Under the State of Siege, all civilian powers have been transferred to the military and police which replaced the civilian provincial government, chief of towns, city council and mayors. In the same context, all cases were transferred from civilian to military courts. Later, in September 2021, the Minister of Justice clarified that only criminal cases were to be handled by the military justice system. On 6 May 2021, while welcoming the government’s stated intent to protect civilians in eastern DRC, Amnesty International stressed its opposition to the transfer of the criminal jurisdiction to the military court system as they violate the DRC’s obligation to guarantee independence and impartiality under international human rights law. Allowing the prosecution of civilians before military tribunals violates the right to a fair trial and due process guarantees.

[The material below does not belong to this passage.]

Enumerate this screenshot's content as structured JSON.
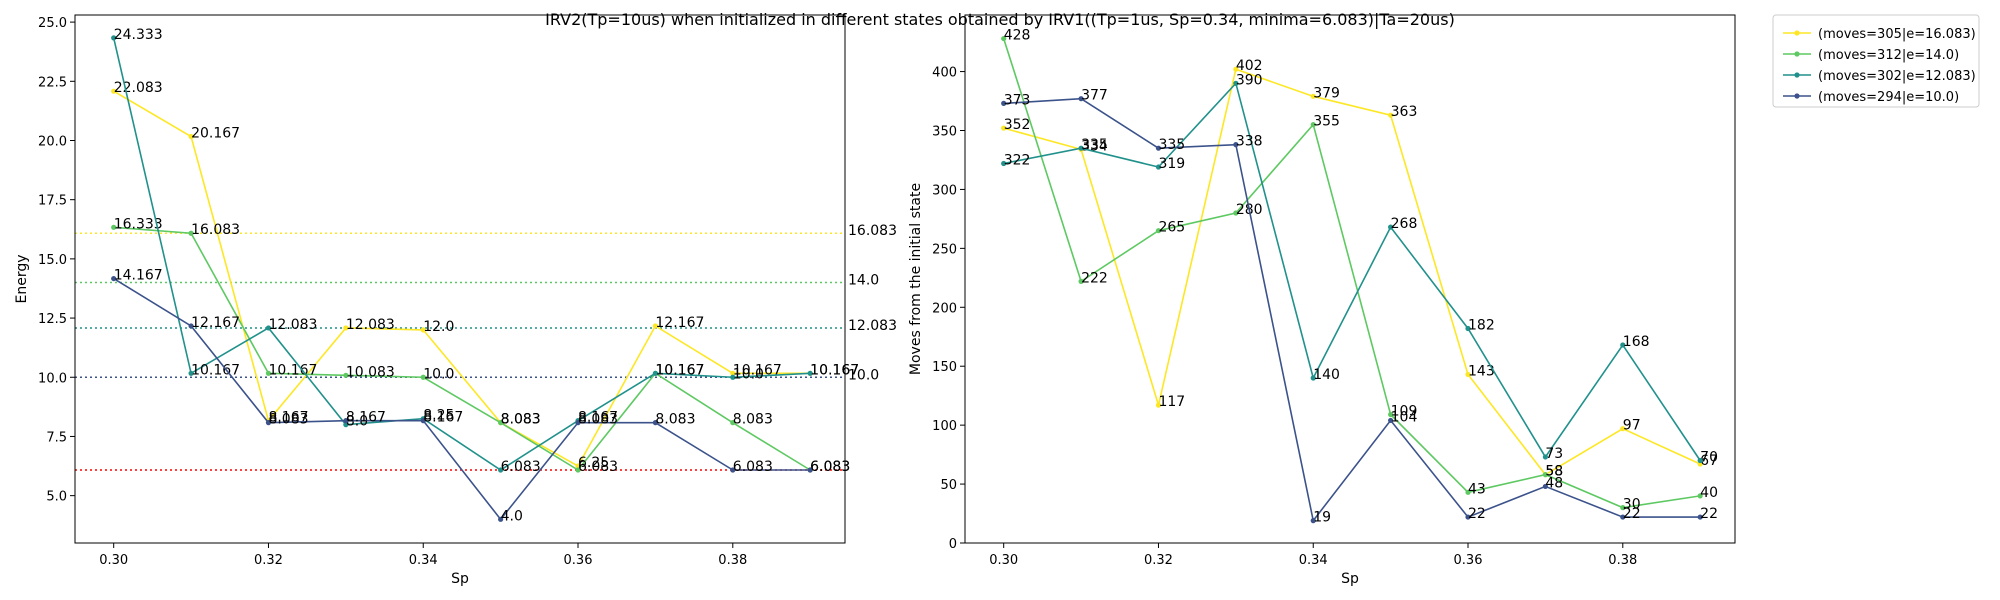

The African Commission on Human and Peoples’ Rights Resolution on the Right to a Fair Trial and Legal Aid in Africa noted that “[t]he purpose of Military Courts is to determining offenses of a pure military nature committed by pure military personnel." 

Amnesty International has also observed an increasingly restrictive environment for the right to freedom of expression under the State of Siege. Journalists, Member of Parliament at the local and national levels and human rights activists have been attacked for their criticism of the State of Siege as the solution to continued insecurity.

The UN Working Group on Arbitrary Detention has determined that those detained solely for the peaceful exercise of their human rights must be immediately released. The African Commission on Human and Peoples’ Rights has called on all states parties to the African Charter on Human and Peoples’ Rights, in its resolution 466 on prisons and conditions of detention in Africa, to release different groups of detainees amidst the Covid-19 pandemic, including human rights defenders, “in order to reduce overcrowding in prisons and curb the spread of the Coronavirus”.